As you learned in our article, Mortar vs. Grout, grout is a product that fills voids so it must flow. Masonry grout is made from cement, fine aggregates, and enough water to be fluid.
Grout is used for a number of purposes. Most often, it is used to tie vertical steel reinforcement to the masonry units in a block wall. Therefore, it must be fluid enough to fill all voids, but eventually strong enough to bond the steel and masonry together. Another use for grout is to add mass to a block wall to reduce sound transmission or improve the thermal mass of the wall.
Grout specifications are governed by ASTM C476 Standard Specification for Grout for Masonry, which provides the proportions of materials to be used. There are two main types of grout:
Fine grout uses aggregates that are smaller than 3/8". It will have the same compressive strength as coarse grout. However, the benefit is that fine grout will flow better between tight spaces so it should be used when reinforcing bars are close to each other. In addition, fine aggregates do not separate as easily so fine grout can be poured from a higher distance.
Coarse grout uses fine aggregates, but it will also include aggregates that are as large as 1/2" in diameter. Coarse grout is used when reinforcing bars are spaced further apart and when there are larger spaces between the bars and the masonry. Coarse grout is used whenever possible since it is a more economical mix due to the fact that coarse aggregates are cheaper and take up more space.
Water Content in Masonry Grout
The amount of water in a grout mixture is very important because the grout needs to flow easily, but it also needs to achieve a proper compressive strength. In addition, the masonry units will immediately absorb some of the water in the mix so that needs to be taken into account for the grout mix to remain fluid. When placing grout in a hot and dry climate, it is very important to take the water content into account.
Additives can be included in the mix to help achieve certain properties that may not be possible with traditional mixes. It is important that admixtures be included only when specified because they can affect the compressive strength of the grout. Specifiers should consult a structural engineer prior to using admixtures.
Non-Shrink additives will prevent the shrinkage that occurs as water is absorbed from a mix. The admixture will expand as water evaporates or is absorbed by adjacent materials. Non-shrink grout is most often used to transfer compressive force across a void between two structural members.
Plasticizers replace water in a grout mix in an effort to keep a fluid mix with a limited amount of water. The reduction in water will allow the grout to develop a higher compressive strength.
A retarder will slow the set time of the grout. This will allow the grout to remain fluid and workable in extremely hot or dry weather conditions.
An accelerator will make the grout set faster than normal. This is typically used in very cold conditions to prevent ice crystals from forming in the grout and to reduce the amount of time that the construction needs to be protected from the cold.
As with mortar, masonry grout is specified by using either the performance method or the proportion method.
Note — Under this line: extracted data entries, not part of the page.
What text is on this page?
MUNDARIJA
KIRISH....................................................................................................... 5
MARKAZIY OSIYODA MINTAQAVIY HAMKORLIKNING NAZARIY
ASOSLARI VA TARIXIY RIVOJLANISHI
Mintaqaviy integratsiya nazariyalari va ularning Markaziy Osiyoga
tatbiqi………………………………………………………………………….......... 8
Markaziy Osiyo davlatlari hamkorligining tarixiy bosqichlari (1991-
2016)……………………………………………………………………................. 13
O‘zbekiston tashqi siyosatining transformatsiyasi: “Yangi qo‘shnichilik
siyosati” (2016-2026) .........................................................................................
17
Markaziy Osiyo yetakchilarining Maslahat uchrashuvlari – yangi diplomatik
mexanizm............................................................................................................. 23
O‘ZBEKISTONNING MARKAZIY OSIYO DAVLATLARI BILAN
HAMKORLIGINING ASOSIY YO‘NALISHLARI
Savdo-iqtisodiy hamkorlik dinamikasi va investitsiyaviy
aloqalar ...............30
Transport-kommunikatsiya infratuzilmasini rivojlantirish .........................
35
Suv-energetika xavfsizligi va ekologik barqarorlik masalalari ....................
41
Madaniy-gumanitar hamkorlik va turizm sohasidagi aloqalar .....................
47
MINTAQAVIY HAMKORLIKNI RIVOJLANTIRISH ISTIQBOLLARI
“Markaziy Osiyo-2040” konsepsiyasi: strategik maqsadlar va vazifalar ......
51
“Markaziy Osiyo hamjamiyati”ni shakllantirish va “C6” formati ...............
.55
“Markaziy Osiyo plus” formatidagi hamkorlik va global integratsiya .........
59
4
It is important that the specifier understand the structural requirements that the project must adhere to so that the grout can be specified correctly - when in doubt, be sure to consult a structural engineer.
A Performance Specification will dictate a compressive strength that the grout must achieve after having set for 7 days and also the final compressive strength after 28 days. The performance specification requires laboratory tests to confirm the mix will perform as needed, so it is used only in the most critical situations.
Most often, a Proportion Specification is used. In this case, the specifier will identify the amount of cement, aggregates (fine and coarse), water, and any additives required. The quantities are specified by either weight or volume. Since this allows the mix to be created in the field without further testing, it is the most common specification method.